During the COVID-19 pandemic, McLean Hospital clinical staff provided crucial peer-support and therapy to staff at the Navajo Medical Center in Shiprock, New Mexico. They were part of a longstanding Mass General Brigham program that aids health care workers who serve in the Navajo Nation reservation.
According to Karen Slifka, RN, MS, CS, nurse director for McLean’s Community Reintegration Unit, the program helped health professionals deal with the emotional stress and professional challenges posed by the pandemic.
“They were hit very hard,” said Slifka, who served at the medical center in May. “The hospital had their outpatient program shut down, staff were deployed around the hospital and given different jobs. Medical records file clerks were pulled out and put on the floor. Dentists from the clinics were pulled out and put on the medical floors. It was a difficult time for them.”
Cassandra M. Godzik, PhD, NP-BC, prescriptive authority nurse at McLean’s Lincoln Residence, spent a week in New Mexico in March. She explained that the Navajo Medical Center has a maximum capacity of 55 beds, but high COVID-19 case numbers in the region forced the center to, at times, take on more than 100 patients.

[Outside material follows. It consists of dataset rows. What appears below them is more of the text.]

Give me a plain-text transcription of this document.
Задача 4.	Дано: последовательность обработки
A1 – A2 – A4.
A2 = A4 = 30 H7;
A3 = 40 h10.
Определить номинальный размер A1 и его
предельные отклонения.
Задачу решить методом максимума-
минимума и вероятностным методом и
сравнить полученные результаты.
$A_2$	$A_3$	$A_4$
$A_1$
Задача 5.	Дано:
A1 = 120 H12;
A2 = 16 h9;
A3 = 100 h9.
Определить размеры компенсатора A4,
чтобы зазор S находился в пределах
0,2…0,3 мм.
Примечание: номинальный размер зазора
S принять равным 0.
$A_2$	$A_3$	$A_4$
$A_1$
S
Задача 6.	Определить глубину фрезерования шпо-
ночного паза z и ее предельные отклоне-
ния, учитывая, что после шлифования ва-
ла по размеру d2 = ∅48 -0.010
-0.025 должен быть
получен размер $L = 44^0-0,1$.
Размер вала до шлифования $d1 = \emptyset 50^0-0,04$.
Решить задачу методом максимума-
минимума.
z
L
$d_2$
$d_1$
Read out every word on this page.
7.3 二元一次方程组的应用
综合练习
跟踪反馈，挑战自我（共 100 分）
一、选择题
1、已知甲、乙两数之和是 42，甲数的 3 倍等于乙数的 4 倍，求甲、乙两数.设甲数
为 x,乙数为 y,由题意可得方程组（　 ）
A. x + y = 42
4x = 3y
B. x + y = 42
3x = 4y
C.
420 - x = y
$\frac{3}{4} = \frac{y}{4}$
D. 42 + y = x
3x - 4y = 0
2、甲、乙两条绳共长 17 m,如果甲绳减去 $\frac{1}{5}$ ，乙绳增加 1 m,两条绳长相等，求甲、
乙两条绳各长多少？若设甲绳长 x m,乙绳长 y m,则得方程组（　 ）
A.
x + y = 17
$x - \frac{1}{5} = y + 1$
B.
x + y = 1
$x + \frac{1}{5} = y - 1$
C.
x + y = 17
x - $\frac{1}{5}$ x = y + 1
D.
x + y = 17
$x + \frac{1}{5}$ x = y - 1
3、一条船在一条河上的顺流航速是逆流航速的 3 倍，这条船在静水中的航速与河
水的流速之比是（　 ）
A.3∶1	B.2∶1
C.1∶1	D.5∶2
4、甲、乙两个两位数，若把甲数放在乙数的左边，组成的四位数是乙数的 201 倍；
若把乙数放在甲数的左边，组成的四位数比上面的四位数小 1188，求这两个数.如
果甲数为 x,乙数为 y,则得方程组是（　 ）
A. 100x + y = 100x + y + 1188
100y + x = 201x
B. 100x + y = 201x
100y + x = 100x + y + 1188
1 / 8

“There were limited resources,” Godzik said. “Not enough beds, not enough oxygen. Cell service and internet service were not reliable. It was well beyond the hospital’s capacity to manage.”
Along with the day-to-day logistical challenges of running a hospital during a pandemic, Navajo Medical Center staff faced tremendous stress, anxiety, and depression.
“Some people I worked with were frustrated with the system, and some were frustrated with other people on staff,” Slifka reported. “Also, many people had family members, friends, and neighbors die there in the hospital.”